Was it possible that when sworn enemy Russia was up to something, America would lag behind? As the World War II ended, US and the Soviet Union fought for clinching the top slot of ‘Super Power’. The cold war ended only when Soviet Union got fragmented in 1991, resulting in America emerging as the World Power. But their glory was short-lived, for the emergence of Putin put Russia in the world map.
In 2014, Russian interference in Ukraine had become so blatant that US and Russia almost was on the brink of yet another war. Russia announced of upgrading its artillery by adding 40 long-range nuclear ballistic missiles. NATO countries exhibited high readiness in joint force exercises to tackle an emergency.
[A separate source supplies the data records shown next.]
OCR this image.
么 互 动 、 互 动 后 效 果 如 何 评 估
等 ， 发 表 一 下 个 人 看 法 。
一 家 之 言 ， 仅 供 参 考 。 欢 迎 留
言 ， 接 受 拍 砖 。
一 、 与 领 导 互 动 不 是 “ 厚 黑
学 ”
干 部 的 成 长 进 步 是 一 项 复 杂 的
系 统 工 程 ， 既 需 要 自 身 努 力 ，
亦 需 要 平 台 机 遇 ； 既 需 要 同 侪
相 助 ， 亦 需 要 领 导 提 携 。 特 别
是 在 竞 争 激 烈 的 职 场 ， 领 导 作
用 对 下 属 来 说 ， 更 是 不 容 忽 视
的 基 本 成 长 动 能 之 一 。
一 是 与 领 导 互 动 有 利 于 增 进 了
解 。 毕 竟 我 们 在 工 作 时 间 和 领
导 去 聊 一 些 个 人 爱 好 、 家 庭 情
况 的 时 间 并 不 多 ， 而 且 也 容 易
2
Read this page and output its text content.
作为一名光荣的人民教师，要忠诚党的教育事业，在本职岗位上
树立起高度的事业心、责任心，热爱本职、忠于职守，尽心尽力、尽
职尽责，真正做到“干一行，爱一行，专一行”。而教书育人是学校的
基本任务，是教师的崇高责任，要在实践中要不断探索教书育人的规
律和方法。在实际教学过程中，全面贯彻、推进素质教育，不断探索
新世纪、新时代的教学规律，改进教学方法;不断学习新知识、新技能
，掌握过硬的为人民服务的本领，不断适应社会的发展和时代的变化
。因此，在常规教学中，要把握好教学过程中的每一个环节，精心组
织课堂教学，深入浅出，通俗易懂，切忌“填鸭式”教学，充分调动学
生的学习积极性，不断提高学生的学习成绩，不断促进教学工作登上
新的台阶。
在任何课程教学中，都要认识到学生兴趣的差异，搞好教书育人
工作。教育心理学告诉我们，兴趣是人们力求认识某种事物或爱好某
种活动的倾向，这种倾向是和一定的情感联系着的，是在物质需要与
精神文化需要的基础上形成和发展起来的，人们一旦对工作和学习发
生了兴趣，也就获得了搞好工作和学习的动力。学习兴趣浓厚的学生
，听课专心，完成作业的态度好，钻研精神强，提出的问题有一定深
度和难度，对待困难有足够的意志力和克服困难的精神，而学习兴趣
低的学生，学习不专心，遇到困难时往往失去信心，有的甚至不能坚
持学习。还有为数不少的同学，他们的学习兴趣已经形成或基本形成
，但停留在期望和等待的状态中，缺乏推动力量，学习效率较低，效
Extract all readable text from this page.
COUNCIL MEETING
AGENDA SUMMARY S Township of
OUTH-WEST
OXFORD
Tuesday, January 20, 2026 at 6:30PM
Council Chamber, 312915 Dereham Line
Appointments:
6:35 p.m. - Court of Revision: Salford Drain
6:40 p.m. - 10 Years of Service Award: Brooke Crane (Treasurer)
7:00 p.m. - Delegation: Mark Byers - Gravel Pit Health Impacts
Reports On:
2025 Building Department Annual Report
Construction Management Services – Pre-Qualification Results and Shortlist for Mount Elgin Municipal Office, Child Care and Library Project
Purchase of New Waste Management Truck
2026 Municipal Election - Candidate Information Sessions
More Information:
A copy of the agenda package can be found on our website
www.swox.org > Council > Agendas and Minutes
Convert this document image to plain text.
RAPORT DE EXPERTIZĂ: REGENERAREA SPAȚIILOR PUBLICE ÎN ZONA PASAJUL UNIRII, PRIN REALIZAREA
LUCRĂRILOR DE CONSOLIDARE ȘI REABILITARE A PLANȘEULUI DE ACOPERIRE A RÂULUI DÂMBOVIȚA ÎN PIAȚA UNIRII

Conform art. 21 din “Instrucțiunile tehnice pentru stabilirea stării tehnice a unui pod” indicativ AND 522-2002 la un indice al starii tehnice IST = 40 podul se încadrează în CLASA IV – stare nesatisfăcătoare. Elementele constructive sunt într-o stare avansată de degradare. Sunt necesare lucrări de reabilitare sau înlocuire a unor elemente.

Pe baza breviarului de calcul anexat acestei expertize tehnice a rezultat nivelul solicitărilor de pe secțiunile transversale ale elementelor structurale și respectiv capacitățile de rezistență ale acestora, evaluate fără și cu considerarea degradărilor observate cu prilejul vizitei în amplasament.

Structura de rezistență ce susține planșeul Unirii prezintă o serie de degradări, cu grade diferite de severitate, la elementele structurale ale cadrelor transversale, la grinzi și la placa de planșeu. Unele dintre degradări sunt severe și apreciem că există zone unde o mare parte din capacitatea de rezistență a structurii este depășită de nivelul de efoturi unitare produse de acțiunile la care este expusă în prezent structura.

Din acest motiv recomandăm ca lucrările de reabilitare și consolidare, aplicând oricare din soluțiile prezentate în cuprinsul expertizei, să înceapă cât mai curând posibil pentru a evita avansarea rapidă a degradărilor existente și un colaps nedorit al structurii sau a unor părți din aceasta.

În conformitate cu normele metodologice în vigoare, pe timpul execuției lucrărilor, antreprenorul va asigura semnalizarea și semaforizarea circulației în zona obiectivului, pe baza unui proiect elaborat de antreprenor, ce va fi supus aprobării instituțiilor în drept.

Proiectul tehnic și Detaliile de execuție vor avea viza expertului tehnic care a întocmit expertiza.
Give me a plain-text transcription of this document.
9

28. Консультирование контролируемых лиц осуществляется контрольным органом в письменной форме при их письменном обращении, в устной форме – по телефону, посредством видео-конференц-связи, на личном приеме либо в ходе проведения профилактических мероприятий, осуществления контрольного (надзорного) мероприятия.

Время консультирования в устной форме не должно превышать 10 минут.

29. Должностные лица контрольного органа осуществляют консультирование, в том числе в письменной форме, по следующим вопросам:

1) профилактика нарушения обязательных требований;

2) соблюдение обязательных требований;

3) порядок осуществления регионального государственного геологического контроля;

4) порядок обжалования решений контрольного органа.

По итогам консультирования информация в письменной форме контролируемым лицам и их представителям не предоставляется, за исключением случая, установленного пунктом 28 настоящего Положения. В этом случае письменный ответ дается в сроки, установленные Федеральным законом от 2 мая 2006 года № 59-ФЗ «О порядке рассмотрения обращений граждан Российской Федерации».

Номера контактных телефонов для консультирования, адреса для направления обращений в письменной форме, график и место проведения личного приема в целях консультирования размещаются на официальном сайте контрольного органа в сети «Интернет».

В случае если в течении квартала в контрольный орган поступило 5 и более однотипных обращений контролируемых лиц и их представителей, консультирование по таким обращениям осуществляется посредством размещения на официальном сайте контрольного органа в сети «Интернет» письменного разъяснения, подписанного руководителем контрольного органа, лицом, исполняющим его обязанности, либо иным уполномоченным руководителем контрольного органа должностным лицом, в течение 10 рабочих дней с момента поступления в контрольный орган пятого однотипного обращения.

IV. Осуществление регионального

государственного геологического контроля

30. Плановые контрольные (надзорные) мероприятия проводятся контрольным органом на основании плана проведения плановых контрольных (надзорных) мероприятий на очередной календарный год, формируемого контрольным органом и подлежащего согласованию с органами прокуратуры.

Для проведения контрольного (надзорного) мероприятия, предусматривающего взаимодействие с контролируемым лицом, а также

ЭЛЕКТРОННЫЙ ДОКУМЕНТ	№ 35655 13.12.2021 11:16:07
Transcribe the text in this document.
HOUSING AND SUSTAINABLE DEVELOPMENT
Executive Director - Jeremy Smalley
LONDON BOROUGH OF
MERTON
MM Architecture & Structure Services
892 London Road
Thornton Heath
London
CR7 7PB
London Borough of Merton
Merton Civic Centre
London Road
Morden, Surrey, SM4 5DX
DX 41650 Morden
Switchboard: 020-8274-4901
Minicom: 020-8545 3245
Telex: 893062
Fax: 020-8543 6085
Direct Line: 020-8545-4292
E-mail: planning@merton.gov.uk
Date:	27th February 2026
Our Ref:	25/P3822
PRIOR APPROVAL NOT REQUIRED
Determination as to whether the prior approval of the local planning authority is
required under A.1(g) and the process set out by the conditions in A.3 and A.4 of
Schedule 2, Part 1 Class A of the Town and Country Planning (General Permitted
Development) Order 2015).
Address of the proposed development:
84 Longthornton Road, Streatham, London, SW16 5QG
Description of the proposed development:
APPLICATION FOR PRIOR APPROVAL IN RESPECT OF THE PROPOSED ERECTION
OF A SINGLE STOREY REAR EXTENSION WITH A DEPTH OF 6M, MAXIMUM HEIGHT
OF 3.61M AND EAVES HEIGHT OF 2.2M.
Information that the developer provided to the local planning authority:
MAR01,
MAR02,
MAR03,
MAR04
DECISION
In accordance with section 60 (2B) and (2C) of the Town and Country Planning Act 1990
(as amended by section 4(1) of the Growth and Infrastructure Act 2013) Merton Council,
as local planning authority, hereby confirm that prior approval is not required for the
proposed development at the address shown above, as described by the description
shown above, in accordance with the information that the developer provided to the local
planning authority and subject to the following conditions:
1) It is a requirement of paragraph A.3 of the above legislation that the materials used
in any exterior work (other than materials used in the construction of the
They never went to war, but the animosity remained. And now with Syria’s growing crisis, the US and Russia have found fertile grounds to test their powers.
US is supporting militant group Al-Nusra in the war against the Syrian President. Washington’s alliance with Al-Nusra echoes America’s former attempts to destabilize governments in Iraq, Libya and Afghanistan. US had supported militant groups in the past to bring down governments in oil-rich countries. If Bashar caves in to the pressure, America will have access to the oil reserves in the country, besides gaining control over the Middle East.
When Russia started bombing ISIS in 2015, the Syrian Free Army base got disrupted too. While the US allies went down, Syria reclaimed a lot of areas that was under both the groups. It’s evident that both Russia and the US are fighting in Syria to settle old scores, but experts say such incessant wars in the name of terrorism can sow seeds for a third World War.
The alliances have given peace-seekers enough reasons to lose sleep over an impending bigger battle, on the scale of a World War. Against Syria are US and their European partners, along with Turkey, Saudi Arabia and Qatar, on Bashar’s side are Russia, Iran and the Hezbollah (from Lebanon).
The situation is Syria is already dividing the world into two camps. Since 2011, the Syrian war has claimed 4 lakh lives, displaced 6.6 million people and over 3 million people have fled to neighbouring countries, seeking refuge. A unified attempt to solve the Syrian problem is the only way to arrest the growing war in the Middle East.